La mission néocoloniale d’Obama en Afrique

Ann Talbot - Mondialisation.ca, Le 19 juillet 2009

La semaine dernière, après le sommet du G8 en Italie, Barack Obama s’est rendu à Accra, la capitale du Ghana en Afrique de l’Ouest, pour sa première visite en Afrique subsaharienne depuis qu’il est président. « Le sang de l’Afrique coule dans mes veines », a-t-il dit à son auditoire ghanéen, « et l’histoire de ma famille reflète les tragédies et les triomphes de l’histoire africaine plus large ».

La valeur de l’héritage familial d’Obama a été remarquée très tôt dans sa campagne présidentielle par Zbigniew Brzezinski, ancien conseiller à la sécurité nationale de Jimmy Carter et personnage clé dans l’élaboration de la politique étrangère d’Obama. En août 2007, Brzezinski a déclaré qu’Obama « admet que le défi est de présenter un nouveau visage, une nouvelle direction, une nouvelle définition du rôle des Etats-Unis dans le monde ».

Brzezinski est l’un des personnages importants de l’establishment de la politique étrangère américaine qui ont vu en Obama le moyen de donner aux Etats-Unis un « nouveau visage » au reste du monde. Après les bavures et les échecs de l’impérialisme américain sous Bush, ils ont jugé que cela était crucial.

Obama n’a pas déçu au Ghana. Il a joué la carte de son ascendance africaine, tout comme il avait mis l’accent sur son héritage musulman le mois précédent au Caire.

L’image des deux enfants d’Obama sortant, éclairés par le soleil, de la « porte de non-retour » du château de Cape Coast, d’où tant d’Africains ne sont jamais revenus, est une photo soigneusement élaborée. En quittant ce théâtre de tant de souffrance humaine, Obama a déclaré : « Cela nous rappelle qu’aussi terrible que l’histoire puisse être, il est toujours possible de triompher. »

Cela voulait laisser entendre que peu importe ce dont a souffert l’Afrique dans le passé, et peu importe ce dont continue à souffrir le continent aux mains des banques, des sociétés et des gouvernements occidentaux, cela demeure la responsabilité, et la faute, des peuples africains eux-mêmes.

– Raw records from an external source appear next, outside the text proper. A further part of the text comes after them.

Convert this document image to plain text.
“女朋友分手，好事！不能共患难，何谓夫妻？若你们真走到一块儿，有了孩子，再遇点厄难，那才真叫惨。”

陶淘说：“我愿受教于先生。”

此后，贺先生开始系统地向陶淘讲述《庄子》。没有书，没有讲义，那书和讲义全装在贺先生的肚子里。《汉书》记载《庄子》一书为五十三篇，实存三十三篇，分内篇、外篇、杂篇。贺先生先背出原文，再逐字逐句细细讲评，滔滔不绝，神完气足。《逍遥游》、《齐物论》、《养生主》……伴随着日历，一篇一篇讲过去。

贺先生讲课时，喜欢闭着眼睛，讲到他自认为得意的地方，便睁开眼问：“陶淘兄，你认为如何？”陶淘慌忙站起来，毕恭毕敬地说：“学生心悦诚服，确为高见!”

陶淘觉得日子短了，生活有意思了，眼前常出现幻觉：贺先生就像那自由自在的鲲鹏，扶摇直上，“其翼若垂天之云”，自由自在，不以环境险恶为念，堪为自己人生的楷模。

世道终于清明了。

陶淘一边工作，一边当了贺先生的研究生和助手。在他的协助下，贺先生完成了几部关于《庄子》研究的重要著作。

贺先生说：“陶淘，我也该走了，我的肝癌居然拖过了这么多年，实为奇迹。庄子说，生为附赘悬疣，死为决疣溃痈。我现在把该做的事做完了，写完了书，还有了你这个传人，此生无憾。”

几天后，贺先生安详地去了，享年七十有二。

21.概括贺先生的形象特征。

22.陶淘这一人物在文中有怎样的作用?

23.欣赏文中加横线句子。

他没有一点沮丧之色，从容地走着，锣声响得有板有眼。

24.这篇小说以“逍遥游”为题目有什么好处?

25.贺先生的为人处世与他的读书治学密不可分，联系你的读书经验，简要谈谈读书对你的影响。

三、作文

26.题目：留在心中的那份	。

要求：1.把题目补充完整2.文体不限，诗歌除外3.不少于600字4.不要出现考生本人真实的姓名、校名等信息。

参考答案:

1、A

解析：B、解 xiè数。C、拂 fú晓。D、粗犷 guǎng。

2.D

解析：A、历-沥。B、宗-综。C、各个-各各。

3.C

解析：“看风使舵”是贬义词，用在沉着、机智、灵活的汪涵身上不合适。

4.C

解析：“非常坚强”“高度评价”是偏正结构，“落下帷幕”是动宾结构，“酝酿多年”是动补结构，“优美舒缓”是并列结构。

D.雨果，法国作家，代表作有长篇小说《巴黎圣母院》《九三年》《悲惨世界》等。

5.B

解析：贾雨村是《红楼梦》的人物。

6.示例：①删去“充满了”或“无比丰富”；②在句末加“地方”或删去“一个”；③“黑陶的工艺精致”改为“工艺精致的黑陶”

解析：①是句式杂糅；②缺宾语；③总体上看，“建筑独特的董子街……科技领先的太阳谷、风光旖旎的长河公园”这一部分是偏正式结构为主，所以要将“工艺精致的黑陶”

Obama a apporté un message intransigeant, expliquant de façon encore plus ouverte que ne l’aurait osé George Bush durant sa visite au Ghana l’an dernier que l’aide ne serait disponible qu’avec l’implémentation de politiques servant les intérêts du gouvernement et des entreprises américaines, et qu’elle se ferait plus rare à l’avenir.

« Le développement », a déclaré Obama devant les parlementaires, « dépend de la bonne gouvernance. C’est l’ingrédient qui manque à beaucoup trop d’endroits, et depuis beaucoup trop longtemps. C’est ce changement qui peut libérer le potentiel de l’Afrique. Seuls les Africains peuvent en être responsables. »

« Le futur de l’Afrique dépend des Africains », a-t-il répété.

Son discours contenait aussi une menace. « Nous avons la responsabilité de soutenir ceux qui agissent de manière responsable et d’isoler ceux qui ne le font pas, et c’est exactement ce que les Etats-Unis vont faire », a déclaré Obama.

Le correspondant de la BBC, Andrew Harding, a été frappé par le franc-parler avec lequel le président s’est senti capable de s’adresser à ses invités. Il écrit : « C’était un discours qui couvrait plusieurs questions, mais M. Obama a la capacité, en raison de son héritage et de son père qui est kényan, de parler aux Africains et de les rejoindre d’une manière dont plusieurs chefs d’Etat étrangers, je crois, trouveraient très difficile d’imiter. »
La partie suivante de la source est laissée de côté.